GPS Navigation lässt Orientierungssinn verkümmern

  • Ich glaube, das Risiko ist weniger „verkümmern“ (bei Erwachsenen) und viel mehr „nicht lernen“ (bei Kindern).

    Wobei Kinder ja eher gar nicht bis sehr wenig mit GPS navigieren. Allerdings werden sie heutzutage mehr gefahren als früher, haben dadurch aber auch einen weiteren "Erlebnisradius".

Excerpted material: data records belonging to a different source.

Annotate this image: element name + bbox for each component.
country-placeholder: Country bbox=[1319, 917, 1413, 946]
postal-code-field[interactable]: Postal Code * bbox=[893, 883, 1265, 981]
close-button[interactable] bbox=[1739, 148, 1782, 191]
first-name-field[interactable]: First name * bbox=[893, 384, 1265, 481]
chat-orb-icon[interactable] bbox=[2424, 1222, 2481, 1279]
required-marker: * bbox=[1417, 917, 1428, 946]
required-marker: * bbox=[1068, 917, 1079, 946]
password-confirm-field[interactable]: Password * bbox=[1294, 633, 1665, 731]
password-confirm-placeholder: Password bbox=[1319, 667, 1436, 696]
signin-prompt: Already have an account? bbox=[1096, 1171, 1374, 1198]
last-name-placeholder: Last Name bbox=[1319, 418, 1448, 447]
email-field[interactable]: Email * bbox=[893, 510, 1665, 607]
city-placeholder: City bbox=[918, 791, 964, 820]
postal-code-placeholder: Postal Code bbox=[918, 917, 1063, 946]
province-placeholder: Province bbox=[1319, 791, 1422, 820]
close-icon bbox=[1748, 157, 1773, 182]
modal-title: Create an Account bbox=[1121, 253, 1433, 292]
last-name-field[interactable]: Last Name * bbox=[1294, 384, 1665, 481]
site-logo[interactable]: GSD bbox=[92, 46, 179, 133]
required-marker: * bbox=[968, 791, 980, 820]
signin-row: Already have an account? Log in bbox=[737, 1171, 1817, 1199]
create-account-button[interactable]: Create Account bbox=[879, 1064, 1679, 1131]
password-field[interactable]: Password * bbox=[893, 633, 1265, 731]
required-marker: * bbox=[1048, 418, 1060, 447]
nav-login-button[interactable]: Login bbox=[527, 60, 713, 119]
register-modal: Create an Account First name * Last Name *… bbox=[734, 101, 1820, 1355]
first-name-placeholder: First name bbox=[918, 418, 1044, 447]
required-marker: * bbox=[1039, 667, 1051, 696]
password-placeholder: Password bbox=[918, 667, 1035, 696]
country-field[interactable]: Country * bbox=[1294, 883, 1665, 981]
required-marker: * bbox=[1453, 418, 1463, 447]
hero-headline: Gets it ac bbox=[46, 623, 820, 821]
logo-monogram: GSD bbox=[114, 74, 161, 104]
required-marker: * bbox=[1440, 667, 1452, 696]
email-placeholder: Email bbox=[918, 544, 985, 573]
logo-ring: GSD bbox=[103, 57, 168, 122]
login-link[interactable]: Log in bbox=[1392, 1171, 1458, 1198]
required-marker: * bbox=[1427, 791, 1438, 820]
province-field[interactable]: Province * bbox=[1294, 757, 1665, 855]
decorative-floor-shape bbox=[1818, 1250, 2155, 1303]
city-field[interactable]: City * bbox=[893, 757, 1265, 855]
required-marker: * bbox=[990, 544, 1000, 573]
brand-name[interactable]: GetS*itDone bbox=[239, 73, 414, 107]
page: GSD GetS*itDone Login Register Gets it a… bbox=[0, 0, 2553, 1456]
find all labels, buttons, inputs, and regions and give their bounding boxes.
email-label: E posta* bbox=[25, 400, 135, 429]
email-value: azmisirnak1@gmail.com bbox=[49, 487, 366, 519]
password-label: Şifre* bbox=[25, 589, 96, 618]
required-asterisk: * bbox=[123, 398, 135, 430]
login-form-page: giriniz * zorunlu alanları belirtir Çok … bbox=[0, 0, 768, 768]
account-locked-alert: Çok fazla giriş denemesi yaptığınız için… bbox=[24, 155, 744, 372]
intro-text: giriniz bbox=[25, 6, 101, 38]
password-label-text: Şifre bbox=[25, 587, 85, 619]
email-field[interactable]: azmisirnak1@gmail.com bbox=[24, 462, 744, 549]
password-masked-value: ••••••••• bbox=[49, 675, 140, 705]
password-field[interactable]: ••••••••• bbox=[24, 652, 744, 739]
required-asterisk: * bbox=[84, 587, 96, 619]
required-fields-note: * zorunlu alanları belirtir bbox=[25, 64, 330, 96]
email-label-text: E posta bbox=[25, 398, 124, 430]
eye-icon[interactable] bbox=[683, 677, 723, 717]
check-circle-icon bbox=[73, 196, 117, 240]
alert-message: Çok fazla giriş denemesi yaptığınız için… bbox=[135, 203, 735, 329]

    Ich habe mir mal die Harvard-Studie durchgelesen die im Artikel verlinkt wird und einen Zusammenhang mit Taxi- und Krankenwagenfahrenden (people with "substancial navigational memory") und einem verringerten Risiko an Alzheimer zu sterben festgestellt. Spannend - aber für das "GPS-Navitgationsproblem" ist es wohl nicht relevant, denn auch ohne GPS wird wohl keiner in seinem Alltags- oder Wanderleben so eine gewaltige innere Karte anlegen. Bei Busfahrern war dieser Zusammenhang schon nicht mehr festzustellen.

    Anektodisch lustig finde ich es immer, wenn ich mit an meinem Wohnort mit Einheimischen rede und die Sprache auf einen Ort in der Nähe kommt. Wenn ich dann sowas sage wie "ah ja, Pusemuckelhausen, das ist nordwestlich von Pusemuckelstadt, richtig?", dann ernte ich fast immer Fragezeichen. Weil die meisten mir Bekannten ihre Umgebung nicht an den Himmelsrichtungen orientieren, sondern eher nach "Die B entlangfahren und an Kreuzung X die Ausfahrt nach Muckeldorf nehmen".
    Ich kann nicht beurteilen, ob das eine besser oder schlechter ist, es ist mir nur aufgefallen.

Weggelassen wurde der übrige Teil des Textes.